Health care for long-term survivors must include strategies not only for the early diagnosis of recurrences and new neoplasms, but also to detect the long-term medical and psychological effects of cancer diagnosis and treatments [
25]. Thus, characterisation of long-term survivors and analysis of their outcomes will help researchers to assess the adequacy of the medical care provided to them and to optimise the health resources invested in these patients. The secondary aims of this project will be to provide information on the symptoms and HRQoL of long-term CRC patients. These results will allow us to confirm whether, as other authors have indicated, HRQoL returns to normal 1 year after diagnosis [
28]. This data could be important to CRC patients, for example, in planning scheduled follow-up visits to screen not only for medical issues, but also for the late effects of treatments on patient HRQoL and symptoms.

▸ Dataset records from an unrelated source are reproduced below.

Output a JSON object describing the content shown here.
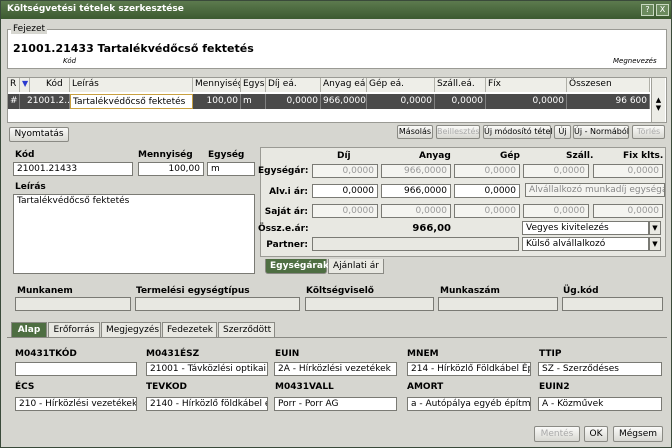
{
  "window": {
    "title": "Költségvetési tételek szerkesztése",
    "btn_help": "?",
    "btn_close": "X"
  },
  "fejezet": {
    "label": "Fejezet",
    "title": "21001.21433 Tartalékvédőcső fektetés",
    "kod_label": "Kód",
    "megnevezes_label": "Megnevezés"
  },
  "grid": {
    "headers": [
      "R",
      "",
      "Kód",
      "Leírás",
      "Mennyiség",
      "Egys.",
      "Díj eá.",
      "Anyag eá.",
      "Gép eá.",
      "Száll.eá.",
      "Fíx",
      "Összesen"
    ],
    "row": [
      "#",
      "",
      "21001.2...",
      "Tartalékvédőcső fektetés",
      "100,00",
      "m",
      "0,0000",
      "966,0000",
      "0,0000",
      "0,0000",
      "0,0000",
      "96 600"
    ]
  },
  "toolbar": {
    "print": "Nyomtatás",
    "masolas": "Másolás",
    "beillesztes": "Beillesztés",
    "uj_modosito": "Új módosító tétel",
    "uj": "Új",
    "uj_normabol": "Új - Normából",
    "torles": "Törlés"
  },
  "item": {
    "kod_label": "Kód",
    "kod": "21001.21433",
    "menny_label": "Mennyiség",
    "menny": "100,00",
    "egyseg_label": "Egység",
    "egyseg": "m",
    "leiras_label": "Leírás",
    "leiras": "Tartalékvédőcső fektetés"
  },
  "prices": {
    "cols": [
      "Díj",
      "Anyag",
      "Gép",
      "Száll.",
      "Fix klts."
    ],
    "rows": [
      {
        "label": "Egységár:",
        "vals": [
          "0,0000",
          "966,0000",
          "0,0000",
          "0,0000",
          "0,0000"
        ]
      },
      {
        "label": "Alv.i ár:",
        "vals": [
          "0,0000",
          "966,0000",
          "0,0000"
        ],
        "combo": "Alvállalkozó munkadíj egységár"
      },
      {
        "label": "Saját ár:",
        "vals": [
          "0,0000",
          "0,0000",
          "0,0000",
          "0,0000",
          "0,0000"
        ]
      }
    ],
    "ossz_label": "Össz.e.ár:",
    "ossz": "966,00",
    "partner_label": "Partner:",
    "vegyes": "Vegyes kivitelezés",
    "kulso": "Külső alvállalkozó",
    "tab_egysegarak": "Egységárak",
    "tab_ajanlati": "Ajánlati ár"
  },
  "meta": {
    "munkanem": "Munkanem",
    "termelesi": "Termelési egységtípus",
    "koltsegviselo": "Költségviselő",
    "munkaszam": "Munkaszám",
    "ugkod": "Üg.kód"
  },
  "tabs": [
    "Alap",
    "Erőforrás",
    "Megjegyzés",
    "Fedezetek",
    "Szerződött"
  ],
  "alap": [
    {
      "label": "M0431TKÓD",
      "value": ""
    },
    {
      "label": "M0431ÉSZ",
      "value": "21001 - Távközlési optikai"
    },
    {
      "label": "EUIN",
      "value": "2A - Hírközlési vezetékek"
    },
    {
      "label": "MNEM",
      "value": "214 - Hírközlő Földkábel Ép"
    },
    {
      "label": "TTIP",
      "value": "SZ - Szerződéses"
    },
    {
      "label": "ÉCS",
      "value": "210 - Hírközlési vezetékek"
    },
    {
      "label": "TEVKOD",
      "value": "2140 - Hírközlő földkábel é"
    },
    {
      "label": "M0431VALL",
      "value": "Porr - Porr AG"
    },
    {
      "label": "AMORT",
      "value": "a - Autópálya egyéb építm"
    },
    {
      "label": "EUIN2",
      "value": "A - Közművek"
    }
  ],
  "footer": {
    "mentes": "Mentés",
    "ok": "OK",
    "megsem": "Mégsem"
  }
}
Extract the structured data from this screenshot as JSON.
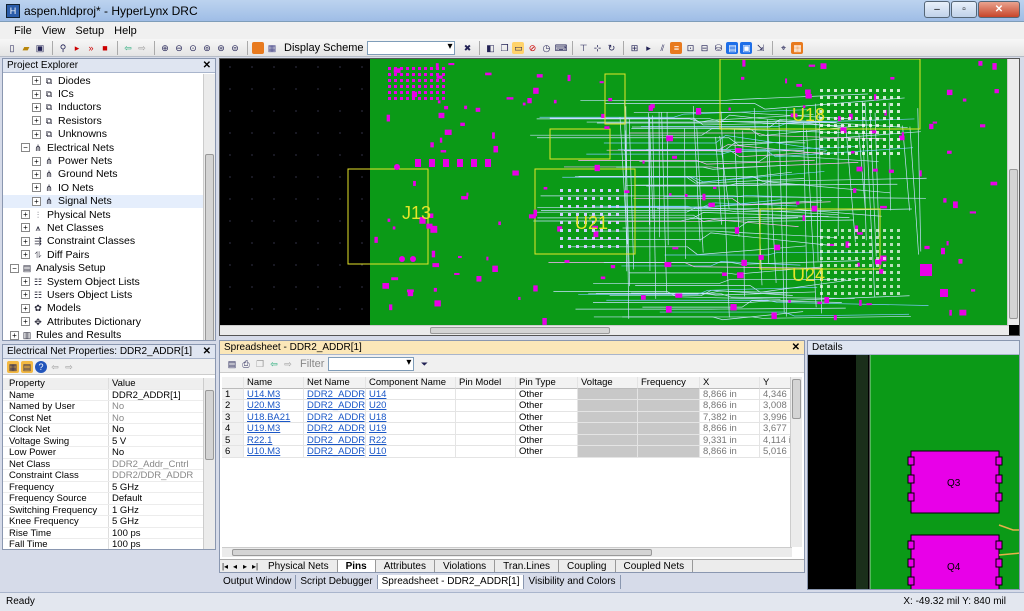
{
  "window": {
    "title": "aspen.hldproj* - HyperLynx DRC"
  },
  "menu": [
    "File",
    "View",
    "Setup",
    "Help"
  ],
  "toolbar": {
    "display_scheme_label": "Display Scheme",
    "display_scheme_value": ""
  },
  "project_explorer": {
    "title": "Project Explorer",
    "items": [
      {
        "label": "Diodes",
        "depth": 3,
        "exp": "+",
        "icon": "components-icon"
      },
      {
        "label": "ICs",
        "depth": 3,
        "exp": "+",
        "icon": "components-icon"
      },
      {
        "label": "Inductors",
        "depth": 3,
        "exp": "+",
        "icon": "components-icon"
      },
      {
        "label": "Resistors",
        "depth": 3,
        "exp": "+",
        "icon": "components-icon"
      },
      {
        "label": "Unknowns",
        "depth": 3,
        "exp": "+",
        "icon": "components-icon"
      },
      {
        "label": "Electrical Nets",
        "depth": 2,
        "exp": "−",
        "icon": "nets-icon"
      },
      {
        "label": "Power Nets",
        "depth": 3,
        "exp": "+",
        "icon": "nets-icon"
      },
      {
        "label": "Ground Nets",
        "depth": 3,
        "exp": "+",
        "icon": "nets-icon"
      },
      {
        "label": "IO Nets",
        "depth": 3,
        "exp": "+",
        "icon": "nets-icon"
      },
      {
        "label": "Signal Nets",
        "depth": 3,
        "exp": "+",
        "icon": "nets-icon",
        "selected": true
      },
      {
        "label": "Physical Nets",
        "depth": 2,
        "exp": "+",
        "icon": "physical-nets-icon"
      },
      {
        "label": "Net Classes",
        "depth": 2,
        "exp": "+",
        "icon": "net-classes-icon"
      },
      {
        "label": "Constraint Classes",
        "depth": 2,
        "exp": "+",
        "icon": "constraint-icon"
      },
      {
        "label": "Diff Pairs",
        "depth": 2,
        "exp": "+",
        "icon": "diff-pairs-icon"
      },
      {
        "label": "Analysis Setup",
        "depth": 1,
        "exp": "−",
        "icon": "analysis-icon"
      },
      {
        "label": "System Object Lists",
        "depth": 2,
        "exp": "+",
        "icon": "list-icon"
      },
      {
        "label": "Users Object Lists",
        "depth": 2,
        "exp": "+",
        "icon": "list-icon"
      },
      {
        "label": "Models",
        "depth": 2,
        "exp": "+",
        "icon": "models-icon"
      },
      {
        "label": "Attributes Dictionary",
        "depth": 2,
        "exp": "+",
        "icon": "attributes-icon"
      },
      {
        "label": "Rules and Results",
        "depth": 1,
        "exp": "+",
        "icon": "rules-icon"
      }
    ]
  },
  "net_properties": {
    "title": "Electrical Net Properties: DDR2_ADDR[1]",
    "columns": [
      "Property",
      "Value"
    ],
    "rows": [
      {
        "k": "Name",
        "v": "DDR2_ADDR[1]",
        "gray": false
      },
      {
        "k": "Named by User",
        "v": "No",
        "gray": true
      },
      {
        "k": "Const Net",
        "v": "No",
        "gray": true
      },
      {
        "k": "Clock Net",
        "v": "No",
        "gray": false
      },
      {
        "k": "Voltage Swing",
        "v": "5 V",
        "gray": false
      },
      {
        "k": "Low Power",
        "v": "No",
        "gray": false
      },
      {
        "k": "Net Class",
        "v": "DDR2_Addr_Cntrl",
        "gray": true
      },
      {
        "k": "Constraint Class",
        "v": "DDR2/DDR_ADDR",
        "gray": true
      },
      {
        "k": "Frequency",
        "v": "5 GHz",
        "gray": false
      },
      {
        "k": "Frequency Source",
        "v": "Default",
        "gray": false
      },
      {
        "k": "Switching Frequency",
        "v": "1 GHz",
        "gray": false
      },
      {
        "k": "Knee Frequency",
        "v": "5 GHz",
        "gray": false
      },
      {
        "k": "Rise Time",
        "v": "100 ps",
        "gray": false
      },
      {
        "k": "Fall Time",
        "v": "100 ps",
        "gray": false
      }
    ]
  },
  "pcb": {
    "labels": [
      "J13",
      "U21",
      "U18",
      "U24"
    ],
    "colors": {
      "board": "#0b9a17",
      "pad": "#e800e8",
      "trace": "#c8e0ff",
      "outline": "#e5e52a",
      "background": "#000000"
    }
  },
  "spreadsheet": {
    "title": "Spreadsheet - DDR2_ADDR[1]",
    "filter_placeholder": "Filter",
    "columns": [
      "",
      "Name",
      "Net Name",
      "Component Name",
      "Pin Model",
      "Pin Type",
      "Voltage",
      "Frequency",
      "X",
      "Y"
    ],
    "rows": [
      {
        "n": "1",
        "name": "U14.M3",
        "net": "DDR2_ADDR[",
        "comp": "U14",
        "model": "",
        "type": "Other",
        "voltage": "",
        "freq": "",
        "x": "8,866 in",
        "y": "4,346 in"
      },
      {
        "n": "2",
        "name": "U20.M3",
        "net": "DDR2_ADDR[",
        "comp": "U20",
        "model": "",
        "type": "Other",
        "voltage": "",
        "freq": "",
        "x": "8,866 in",
        "y": "3,008 in"
      },
      {
        "n": "3",
        "name": "U18.BA21",
        "net": "DDR2_ADDR[",
        "comp": "U18",
        "model": "",
        "type": "Other",
        "voltage": "",
        "freq": "",
        "x": "7,382 in",
        "y": "3,996 in"
      },
      {
        "n": "4",
        "name": "U19.M3",
        "net": "DDR2_ADDR[",
        "comp": "U19",
        "model": "",
        "type": "Other",
        "voltage": "",
        "freq": "",
        "x": "8,866 in",
        "y": "3,677 in"
      },
      {
        "n": "5",
        "name": "R22.1",
        "net": "DDR2_ADDR[",
        "comp": "R22",
        "model": "",
        "type": "Other",
        "voltage": "",
        "freq": "",
        "x": "9,331 in",
        "y": "4,114 in"
      },
      {
        "n": "6",
        "name": "U10.M3",
        "net": "DDR2_ADDR[",
        "comp": "U10",
        "model": "",
        "type": "Other",
        "voltage": "",
        "freq": "",
        "x": "8,866 in",
        "y": "5,016 in"
      }
    ],
    "sheet_tabs": [
      "Physical Nets",
      "Pins",
      "Attributes",
      "Violations",
      "Tran.Lines",
      "Coupling",
      "Coupled Nets"
    ],
    "active_sheet_tab": "Pins"
  },
  "bottom_tabs": [
    "Output Window",
    "Script Debugger",
    "Spreadsheet - DDR2_ADDR[1]",
    "Visibility and Colors"
  ],
  "active_bottom_tab": "Spreadsheet - DDR2_ADDR[1]",
  "details": {
    "title": "Details",
    "labels": [
      "Q3",
      "Q4"
    ]
  },
  "status": {
    "text": "Ready",
    "coords": "X: -49.32 mil  Y: 840 mil"
  }
}
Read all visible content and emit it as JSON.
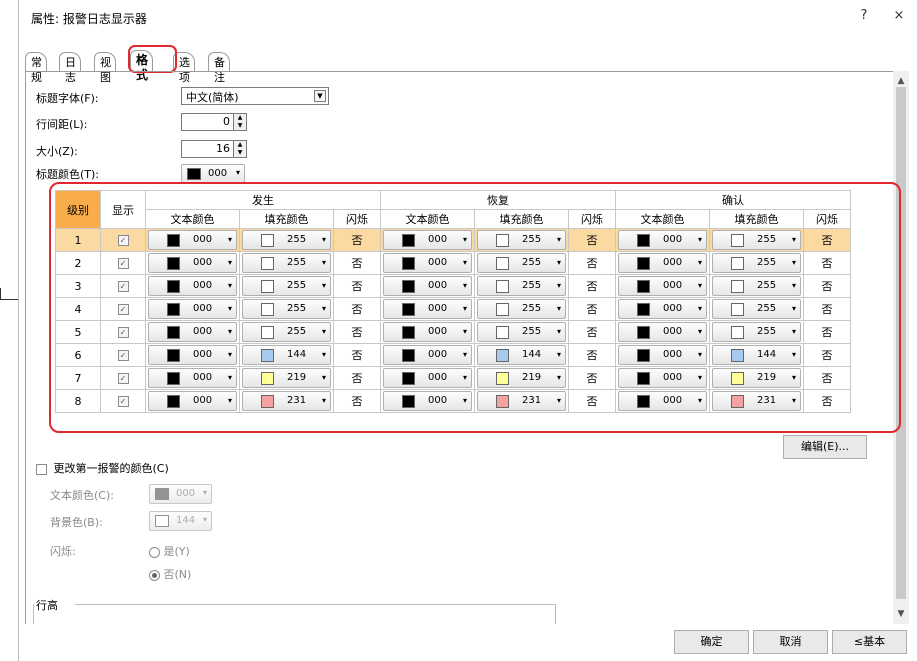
{
  "window": {
    "title": "属性: 报警日志显示器",
    "help": "?",
    "close": "×"
  },
  "tabs": [
    {
      "label": "常规"
    },
    {
      "label": "日志"
    },
    {
      "label": "视图"
    },
    {
      "label": "格式",
      "active": true
    },
    {
      "label": "选项"
    },
    {
      "label": "备注"
    }
  ],
  "fields": {
    "title_font": {
      "label": "标题字体(F):",
      "value": "中文(简体)"
    },
    "line_spacing": {
      "label": "行间距(L):",
      "value": "0"
    },
    "size": {
      "label": "大小(Z):",
      "value": "16"
    },
    "title_color": {
      "label": "标题颜色(T):",
      "value": "000",
      "swatch": "#000000"
    }
  },
  "grid": {
    "headers": {
      "level": "级别",
      "show": "显示",
      "groups": [
        "发生",
        "恢复",
        "确认"
      ],
      "text_color": "文本颜色",
      "fill_color": "填充颜色",
      "blink": "闪烁"
    },
    "rows": [
      {
        "level": "1",
        "show": "✓",
        "fill": "255",
        "fill_hex": "#ffffff",
        "text": "000",
        "blink": "否",
        "selected": true
      },
      {
        "level": "2",
        "show": "✓",
        "fill": "255",
        "fill_hex": "#ffffff",
        "text": "000",
        "blink": "否"
      },
      {
        "level": "3",
        "show": "✓",
        "fill": "255",
        "fill_hex": "#ffffff",
        "text": "000",
        "blink": "否"
      },
      {
        "level": "4",
        "show": "✓",
        "fill": "255",
        "fill_hex": "#ffffff",
        "text": "000",
        "blink": "否"
      },
      {
        "level": "5",
        "show": "✓",
        "fill": "255",
        "fill_hex": "#ffffff",
        "text": "000",
        "blink": "否"
      },
      {
        "level": "6",
        "show": "✓",
        "fill": "144",
        "fill_hex": "#a6caf0",
        "text": "000",
        "blink": "否"
      },
      {
        "level": "7",
        "show": "✓",
        "fill": "219",
        "fill_hex": "#ffff99",
        "text": "000",
        "blink": "否"
      },
      {
        "level": "8",
        "show": "✓",
        "fill": "231",
        "fill_hex": "#f4a1a1",
        "text": "000",
        "blink": "否"
      }
    ]
  },
  "edit_button": "编辑(E)...",
  "first_alarm": {
    "checkbox_label": "更改第一报警的颜色(C)",
    "text_color_label": "文本颜色(C):",
    "text_color_value": "000",
    "bg_label": "背景色(B):",
    "bg_value": "144",
    "blink_label": "闪烁:",
    "yes": "是(Y)",
    "no": "否(N)"
  },
  "row_height_label": "行高",
  "footer": {
    "ok": "确定",
    "cancel": "取消",
    "basic": "≤基本"
  },
  "colors": {
    "highlight": "#e0282e",
    "selected_row": "#fbd9a3",
    "level_header": "#f9ad4a"
  }
}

Finally, this research is not without limitations. Firstly, it is a single-centre study which includes a sample from only one hospital in Spain. Secondly, some of the measurements were obtained from clinical records, and so the possibility of information bias could not be discarded. This could limit the generalisability of the results and so, future studies including other populations are warranted. Nonetheless, this study reflects the outcomes of real-life practice in a specialised hospital. Moreover, because it is a single-centre study, the procedures, metrics, and variables collected were homogeneous. In summary, this study had a large sample size and long follow-up time and its results are expected to help identify the needs and clinical situation of long-term survivors of CRC and will be useful for proposing new models of care for the follow-up of these patients.
Acknowledgements
In memory of Salvador Pita-Fernández. We hope to be able to translate all his energy, enthusiasm, expertise and experience in the development of this project.
The authors would like to thank all the patients in the cohort and their families for generously contributing their time to the development of this study. We would also like to thank the co-authors of previous research projects, without which this one could not be possible.